Umicore’s battery recycling expertise and long-standing competences in hydro- and pyrometallurgy recycling processes place Umicore in a unique position to meet the needs of automotive manufacturers and the wider EV supply chain. And to support the circularity of mobility transformation, our closed-loop business model is a powerful strategic differentiator.
After intensive research and piloting activities, we are introducing our latest generation recycling technology, combining proprietary state-of-the-art pyro- and hydro-metallurgical processes to recycle a wide variety of batteries and production scrap materials in the most sustainable way. Our proprietary technology,, is a significant step-up in recycling performance, with increased extraction efficiency of cobalt, nickel and copper to reach over 95% yield for a wide variety of battery chemistries. This includes the capability to recover most of the lithium in EV batteries, solving a key constraint in existing recycling capacity.
As recycled metals have to compete against virgin materials for cost-efficiency, our battery recycling innovations are focused on achieving the highest yields with 20%-30% lower capital investment costs compared to other technologies.

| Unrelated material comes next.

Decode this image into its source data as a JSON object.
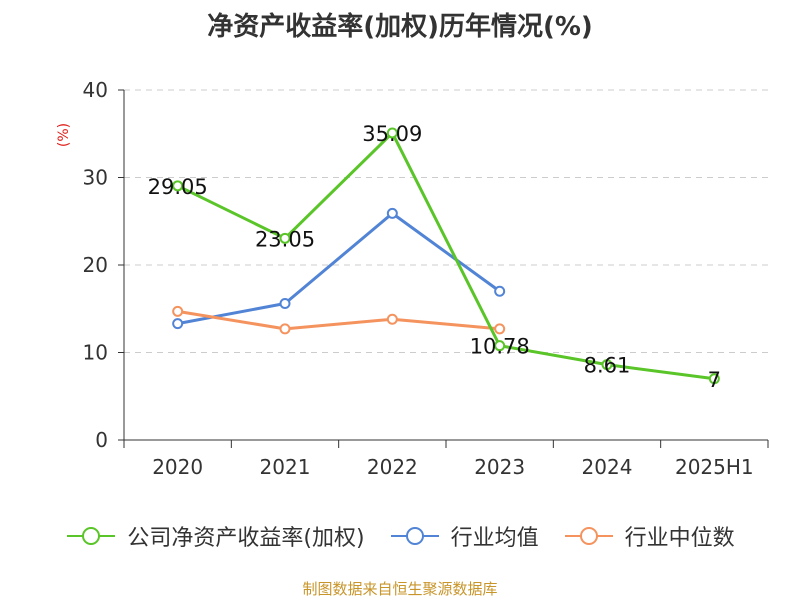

In addition, our innovation is focused on supplying recycled content that is future-proof for legislation, ensuring traceability (battery passport - link) and battery-grade quality for the production of new lithium-ion batteries.
What’s more, our technology is highly scalable, allowing us to expand our capacity in line with market demand.
With minimal waste and impact on the environment, this next-generation recycling technology will be vital for the surge in EV adoption, putting Umicore in a strong position to forge commercial partnerships in the EV value chain.